After his first weekend more, and more, people became involved, soon other restaurants got involved which started Feldy Roo and resulted in some 40,000 free meals being delivered around the town.
Gavin says: “Ten businesses got involved in Feldy Roo, they did so with no knowledge of us getting the funding did, they came on giving whole hardheartedly their support, commitment, to provide meals not knowing they would be recompensed for that at some point.
“If that hadn’t happened, I wouldn’t be sitting speaking to you now about an MBE or the Fountain bar wouldn’t winning the British pub of the year, these things wouldn’t have happened if these businesses didn’t get involved.
“Likewise, there’s over one hundred volunteers involved in this project, again if they hadn’t done so the project wouldn’t have been possible. It goes without saying we wouldn’t be here speaking if these volunteers didn’t give their time selflessly given their time to do what they did.
“The list goes on, we put a funding team together, if they hadn’t been so good at their job we wouldn’t be having this conversation.”

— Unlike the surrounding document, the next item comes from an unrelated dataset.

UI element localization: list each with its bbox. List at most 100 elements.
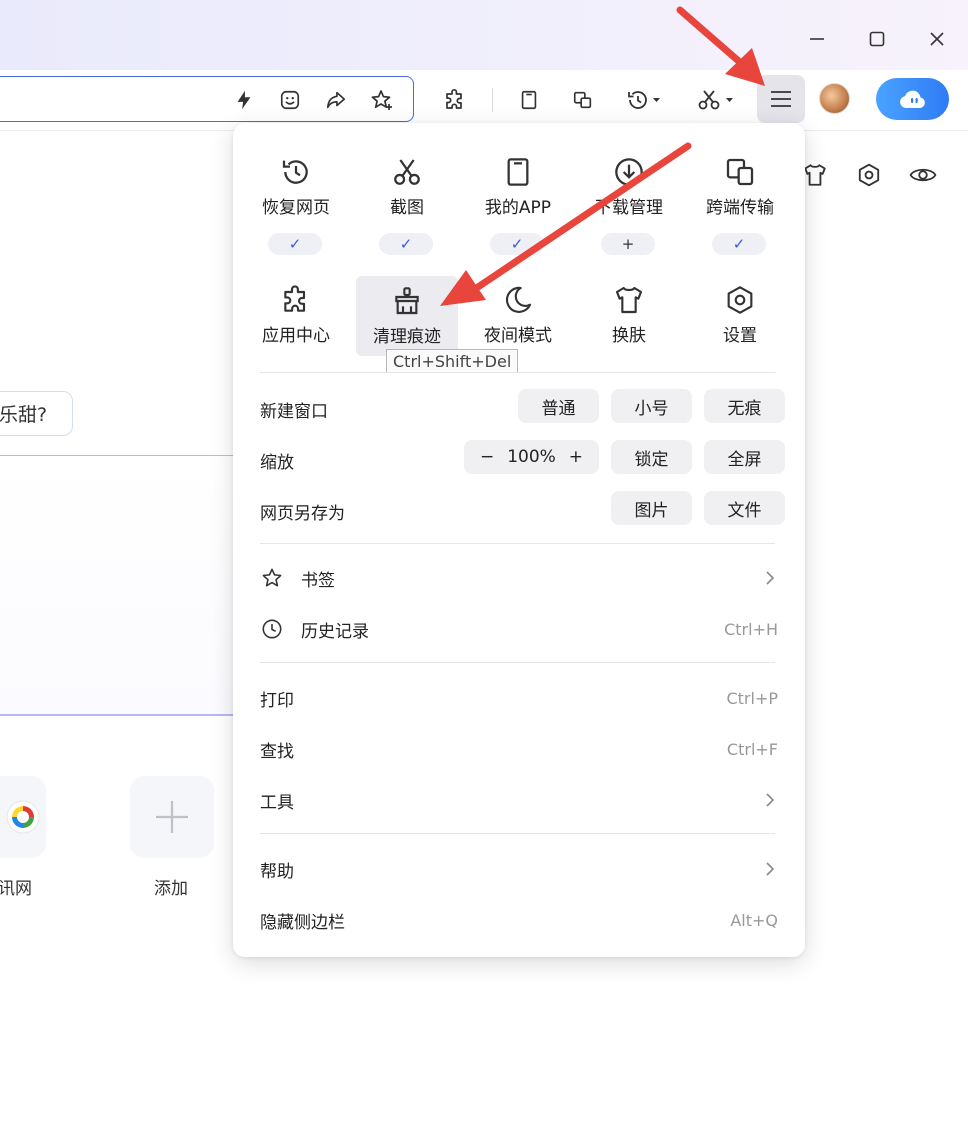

For Gavin, this award needs to recognise the hard work and effort from everyone involved saying he feels ‘slightly uneasy about it’ being an ‘individual award.’
In his words, ‘the awards are nice’ but for him ‘the important thing’ was ‘providing the service’ which Feldy Roo offered to the vulnerable people in Aberfeldy and its surrounding towns and villages.
As an experienced professional football player, coach and manager, Gavin see’s a connection between running both a sporting and delivery team.
Gavin said: “You’re used to managing a team at football, you’re used to trying to put people in the best positions if you like. You’ve got to know who’s the best striker and the best goal keeper.
“I guess that helps because when we put our team together you can recognise the qualities of certain people and we did really well.”
So much of the success lies in the team says Gavin, he adds: “Julie, for example, was involved right from the start and she’s such a good organiser so just left her to get on with organising certain things and we got the best out of that.
“And that’s it, you’ve got your funding team and you know they’re good at what they do and you’re in a position to get the best out of them and boy did they perform.
“We had George from the Co-Op that was amazing, him and his wife Shirley did the games and the raffles and I think, on their own, they raised around sixteen thousand pounds.
“Anita out in Grandtully she was excellent in pulling all that side together, and Wendy, Gordon that were brilliant likewise in Kenmore. You find the best people in the best areas to do it.
“And I certainly don’t mean to miss anybody in what I’m saying there, everybody played their part, and I suppose if you use the analogy of Football we found the best positions for the team to be in.”
Looking back Gavin see’s the success as being ‘a big jigsaw that came together really, really, easily.’
Having won the Great British Pubs 2020 Award, Aberfeldy’s community has decided how it wants to spend the £10,000 cash prize.
While the award was given to the Fountain Bar, Gavin wants to see that the reward goes back to the same people who helped get the community its recognition in the first place.
A poll on Facebook found that the majority of people want to see the fountain in the square at Aberfeldy back up and running again with commemorations of the massive community effort.
Gavin says: “We’re hoping to get that reinstated, with water flowing, maybe get some commemorative slabs around it telling the story of two thousand and twenty.
“The other option was to help with the Christmas lights through the square and, hopefully, in a bigger project through the whole town.
“And if there’s anything left over, I think in second place came the lights, so we would like to try and at least get the square done if we can.”